Back when I was writing in my spiritual journal in 2005, I felt a mission to the world, to rescue it from political oppression (as embodied in the right wing parties in every country including my own) from Easter 1984 until election day 2004, a period of just over twenty years.
I decided, in February 2005, to stop calling myself a Christian. I do not own the language. If I call myself a Christian, I wrote, people will think of me as a follower of George W. Bush. (Today it is even worse; to be a Christian is, in popular language, to be a Trumper.) The question is not, do I want to call myself a Christian; but, am I what the world thinks of when they hear the word Christian? Clearly, the answer was (and is) no.
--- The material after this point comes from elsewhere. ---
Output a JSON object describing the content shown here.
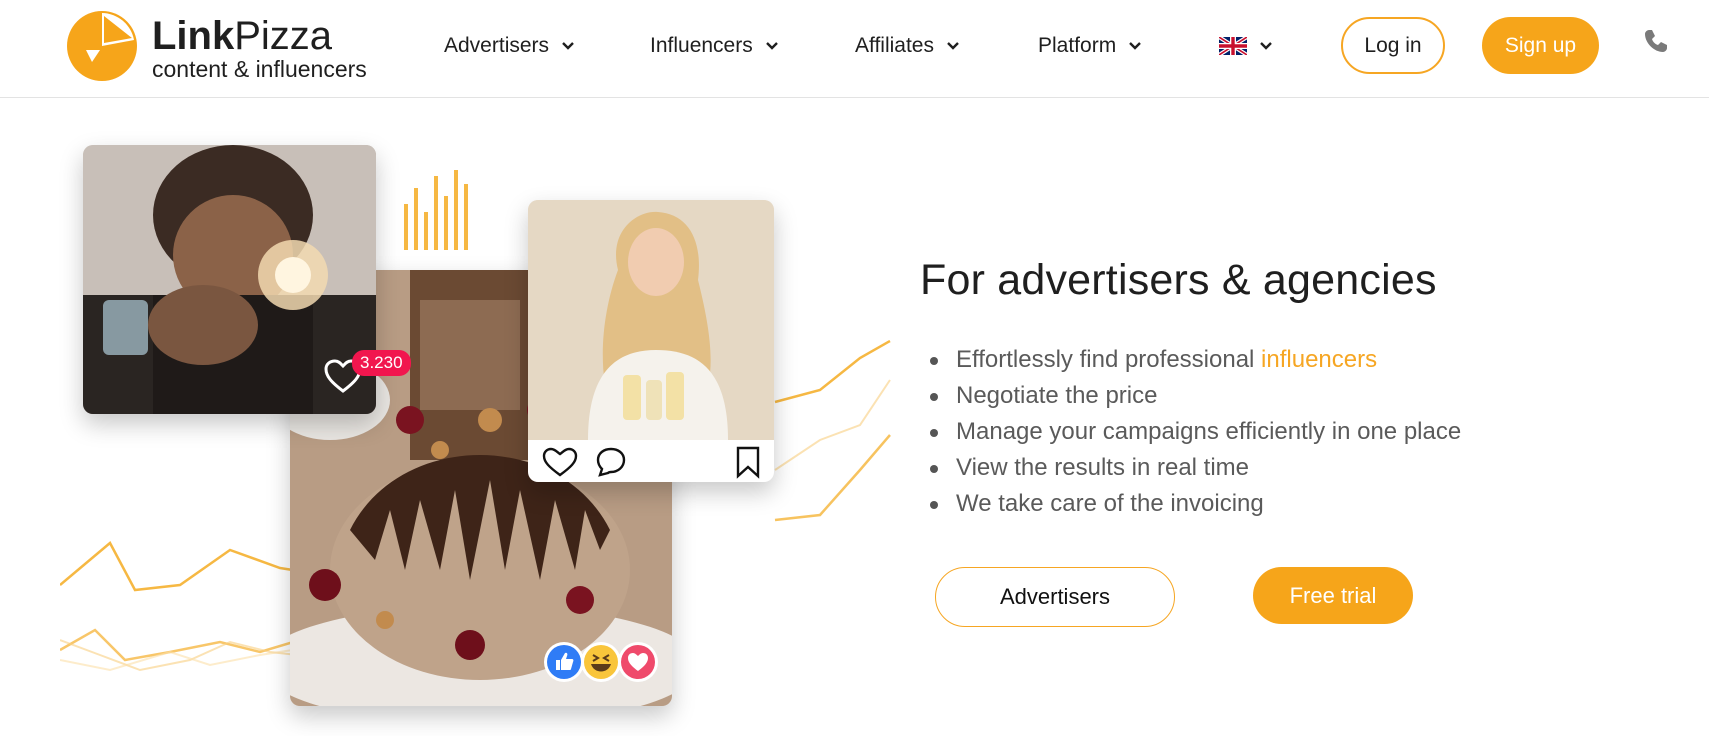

Some of what I wrote below was during the worst of my medical problems, but also at a time when a Republican president aspired to be a world dictator and use war as his tool of domination. Remember George W. Bush? [Bush and Cheney] “have galloped out on their Texas steeds to conquer the world, and other Republican horsemen of the apocalypse, only slightly worse than Democratic mules…Most of the universe is gas-jets of hydrogen, and in one small space, there is a miracle of complexity—and it is evil.”
I
was reading Rabbi Kushner’s book, Who
Needs God? But can there be one, even in the diffuse form I have
fantasized? Kushner also wondered how one can get angry at a God that one
believes does not exist. But we are angry because there should be a good
God who will rescue the world.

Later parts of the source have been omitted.